Family freed from captivity with Taliban-linked group
WASHINGTON — An American woman, her Canadian husband and their three children have been released after years of being held captive by a group that has ties to the Taliban and is considered a terrorist organization by the United States, U.S. and Pakistani officials said Thursday.
U.S. officials said Pakistan secured the release of Caitlan Coleman of Stewartstown, Pennsylvania, and her husband, Canadian Joshua Boyle, who were abducted five years ago while traveling in Afghanistan and held by the Haqqani network.
Coleman was pregnant at the time and gave birth to her three children while in captivity, officials said.
“Today they are free,” President Donald Trump said in a statement, crediting the U.S. government with securing the release “working in conjunction with the Government of Pakistan.”

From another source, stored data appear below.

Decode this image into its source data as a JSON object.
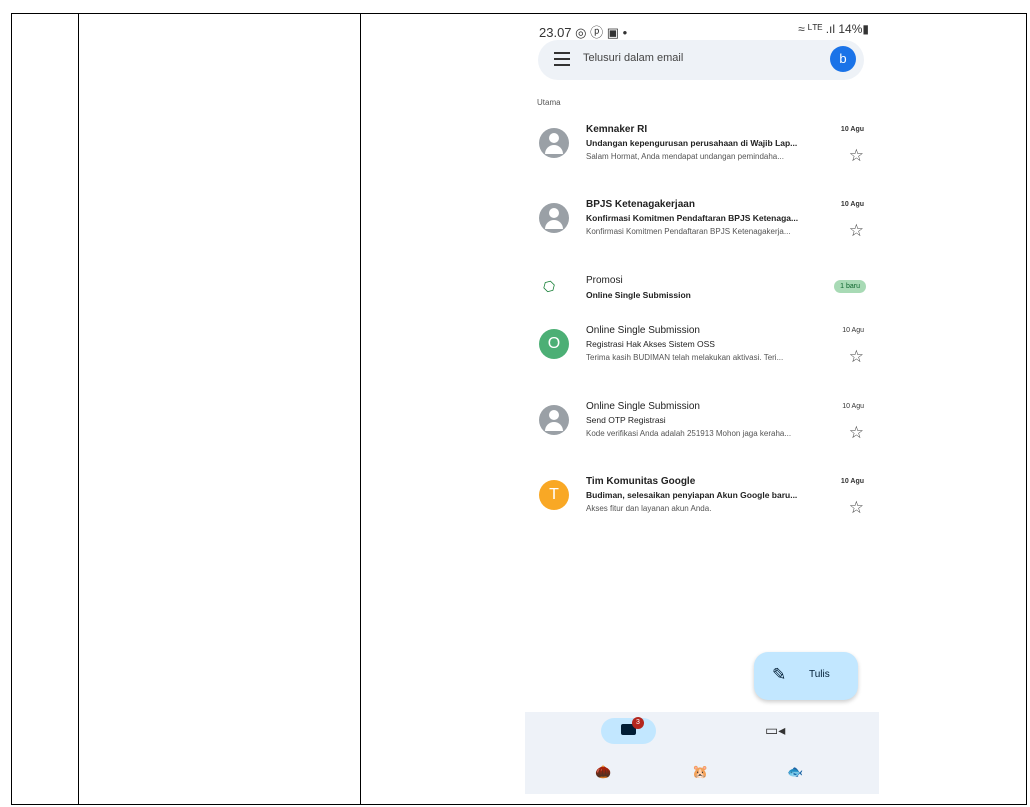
{
  "status": {
    "time": "23.07",
    "left_icons": "◎ ⓟ ▣ •",
    "right_info": "≈ ᴸᵀᴱ .ıl 14%▮"
  },
  "search": {
    "placeholder": "Telusuri dalam email",
    "avatar_letter": "b"
  },
  "section_label": "Utama",
  "emails": [
    {
      "sender": "Kemnaker RI",
      "date": "10 Agu",
      "subject": "Undangan kepengurusan perusahaan di Wajib Lap...",
      "snippet": "Salam Hormat, Anda mendapat undangan pemindaha...",
      "unread": true,
      "avatar_color": "#9aa0a6"
    },
    {
      "sender": "BPJS Ketenagakerjaan",
      "date": "10 Agu",
      "subject": "Konfirmasi Komitmen Pendaftaran BPJS Ketenaga...",
      "snippet": "Konfirmasi Komitmen Pendaftaran BPJS Ketenagakerja...",
      "unread": true,
      "avatar_color": "#9aa0a6"
    },
    {
      "sender": "Online Single Submission",
      "date": "10 Agu",
      "subject": "Registrasi Hak Akses Sistem OSS",
      "snippet": "Terima kasih BUDIMAN telah melakukan aktivasi. Teri...",
      "unread": false,
      "avatar_color": "#4caf75",
      "avatar_letter": "O"
    },
    {
      "sender": "Online Single Submission",
      "date": "10 Agu",
      "subject": "Send OTP Registrasi",
      "snippet": "Kode verifikasi Anda adalah 251913 Mohon jaga keraha...",
      "unread": false,
      "avatar_color": "#9aa0a6"
    },
    {
      "sender": "Tim Komunitas Google",
      "date": "10 Agu",
      "subject": "Budiman, selesaikan penyiapan Akun Google baru...",
      "snippet": "Akses fitur dan layanan akun Anda.",
      "unread": true,
      "avatar_color": "#f9a825",
      "avatar_letter": "T"
    }
  ],
  "promo": {
    "title": "Promosi",
    "subtitle": "Online Single Submission",
    "badge": "1 baru"
  },
  "fab": {
    "label": "Tulis"
  },
  "nav": {
    "mail_badge": "3"
  },
  "colors": {
    "accent": "#1a73e8",
    "fab_bg": "#c2e7ff",
    "badge_red": "#b3261e",
    "promo_green": "#a8dab5"
  },
  "icons": {
    "menu": "menu-icon",
    "star": "star-icon",
    "tag": "tag-icon",
    "pencil": "pencil-icon",
    "mail": "mail-icon",
    "video": "video-icon"
  }
}
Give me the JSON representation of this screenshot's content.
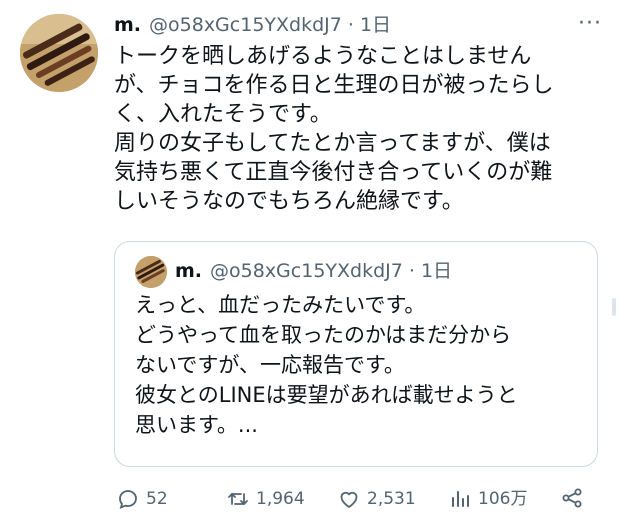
{
  "tweet": {
    "author_name": "m.",
    "meta": "@o58xGc15YXdkdJ7 · 1日",
    "more_label": "···",
    "lines": [
      "トークを晒しあげるようなことはしません",
      "が、チョコを作る日と生理の日が被ったらし",
      "く、入れたそうです。",
      "周りの女子もしてたとか言ってますが、僕は",
      "気持ち悪くて正直今後付き合っていくのが難",
      "しいそうなのでもちろん絶縁です。"
    ]
  },
  "quoted_tweet": {
    "author_name": "m.",
    "meta": "@o58xGc15YXdkdJ7 · 1日",
    "lines": [
      "えっと、血だったみたいです。",
      "どうやって血を取ったのかはまだ分から",
      "ないですが、一応報告です。",
      "彼女とのLINEは要望があれば載せようと",
      "思います。..."
    ]
  },
  "actions": {
    "replies": "52",
    "retweets": "1,964",
    "likes": "2,531",
    "views": "106万"
  },
  "colors": {
    "text": "#0f1419",
    "secondary": "#536471",
    "border": "#cfd9de"
  },
  "icons": [
    "reply-icon",
    "retweet-icon",
    "like-icon",
    "views-icon",
    "share-icon",
    "more-icon"
  ]
}
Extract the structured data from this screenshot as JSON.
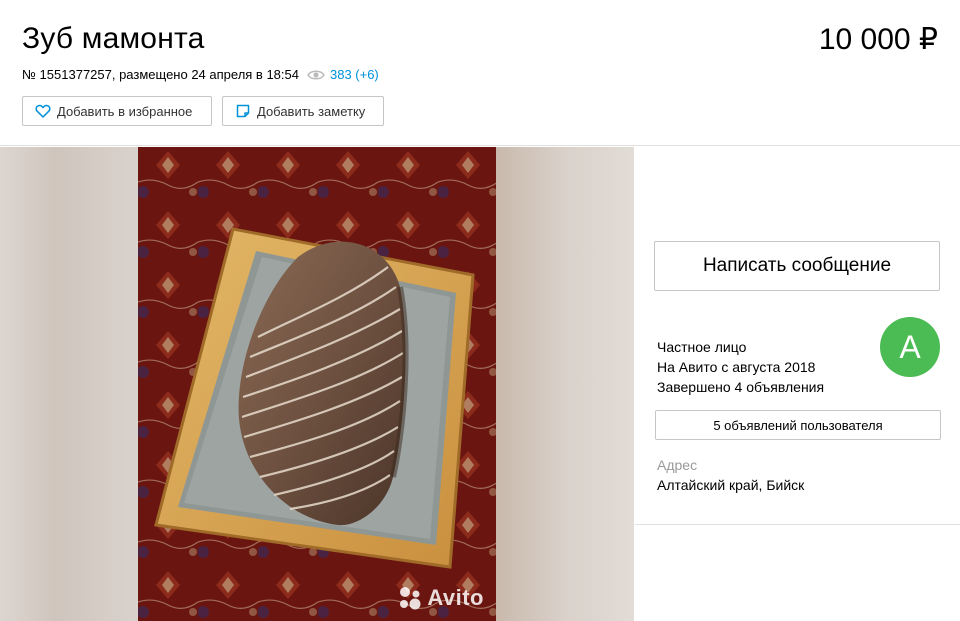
{
  "listing": {
    "title": "Зуб мамонта",
    "price": "10 000 ₽",
    "meta_text": "№ 1551377257, размещено 24 апреля в 18:54",
    "views": "383 (+6)"
  },
  "actions": {
    "favorite_label": "Добавить в избранное",
    "note_label": "Добавить заметку"
  },
  "gallery": {
    "watermark": "Avito"
  },
  "seller": {
    "message_button": "Написать сообщение",
    "type": "Частное лицо",
    "since": "На Авито с августа 2018",
    "completed": "Завершено 4 объявления",
    "avatar_letter": "А",
    "ads_button": "5 объявлений пользователя",
    "address_label": "Адрес",
    "address": "Алтайский край, Бийск"
  },
  "colors": {
    "link": "#0091d9",
    "avatar_bg": "#4bbb53"
  }
}
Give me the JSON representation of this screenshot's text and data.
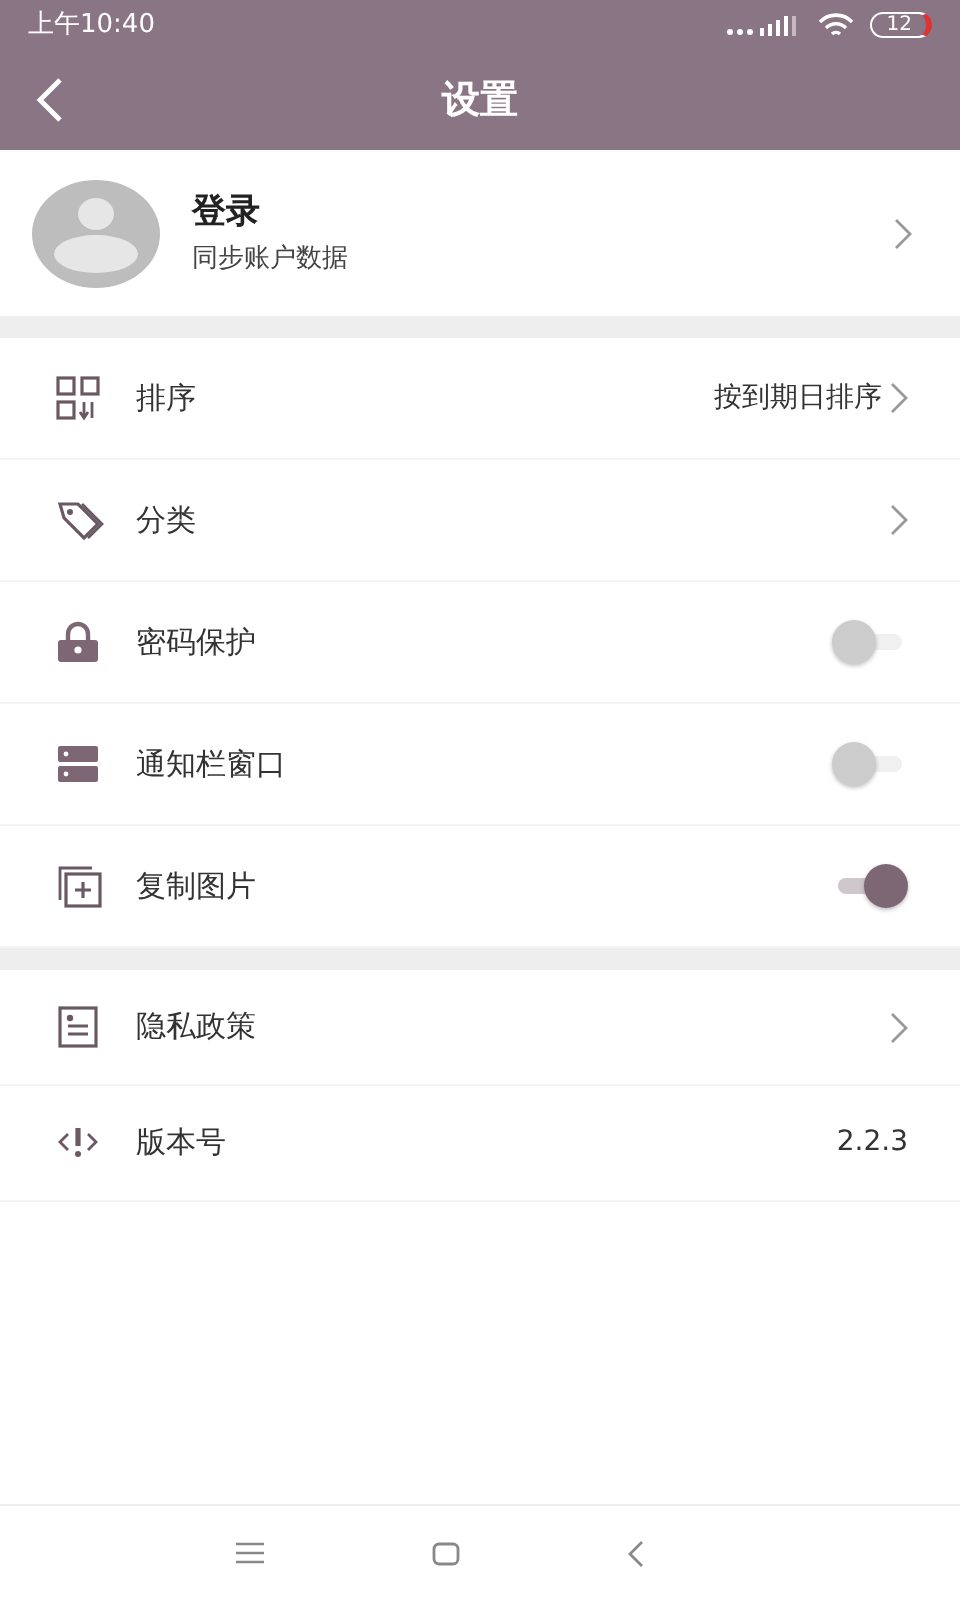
{
  "status_bar": {
    "time": "上午10:40",
    "battery": "12"
  },
  "header": {
    "title": "设置"
  },
  "profile": {
    "name": "登录",
    "subtitle": "同步账户数据"
  },
  "groups": [
    [
      {
        "kind": "link",
        "label": "排序",
        "value": "按到期日排序"
      },
      {
        "kind": "link",
        "label": "分类"
      },
      {
        "kind": "toggle",
        "label": "密码保护",
        "on": false
      },
      {
        "kind": "toggle",
        "label": "通知栏窗口",
        "on": false
      },
      {
        "kind": "toggle",
        "label": "复制图片",
        "on": true
      }
    ],
    [
      {
        "kind": "link",
        "label": "隐私政策"
      },
      {
        "kind": "info",
        "label": "版本号",
        "value": "2.2.3"
      }
    ]
  ]
}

Trump later praised Pakistan for its willingness to “do more to provide security in the region” and said the release suggests other “countries are starting to respect the United States of America once again.”
The Pakistani military said the family had been freed in “an intelligence-based operation by Pakistan troops” after they had crossed the border from Afghanistan.
Boyle and the High Commissioner for Pakistan to Canada described a scene in which gunshots rang out as Boyle, his wife and their children were intercepted by Pakistani forces while being transported in the trunk of their captors’ car.
Boyle told his parents there had been a shootout and that the last words he heard from the kidnappers were “kill the hostage,” his father, Patrick, told The Toronto
Star after speaking with his son. Three intelligence officials said the confrontation happened near a road crossing in the Nawa Kili area of the district of Kohat in northwest Pakistan.
The high commissioner, Tariq Azim Khan, said, “We know there was a shootout and Pakistan commandos carried out an attack and rescued the hostages.”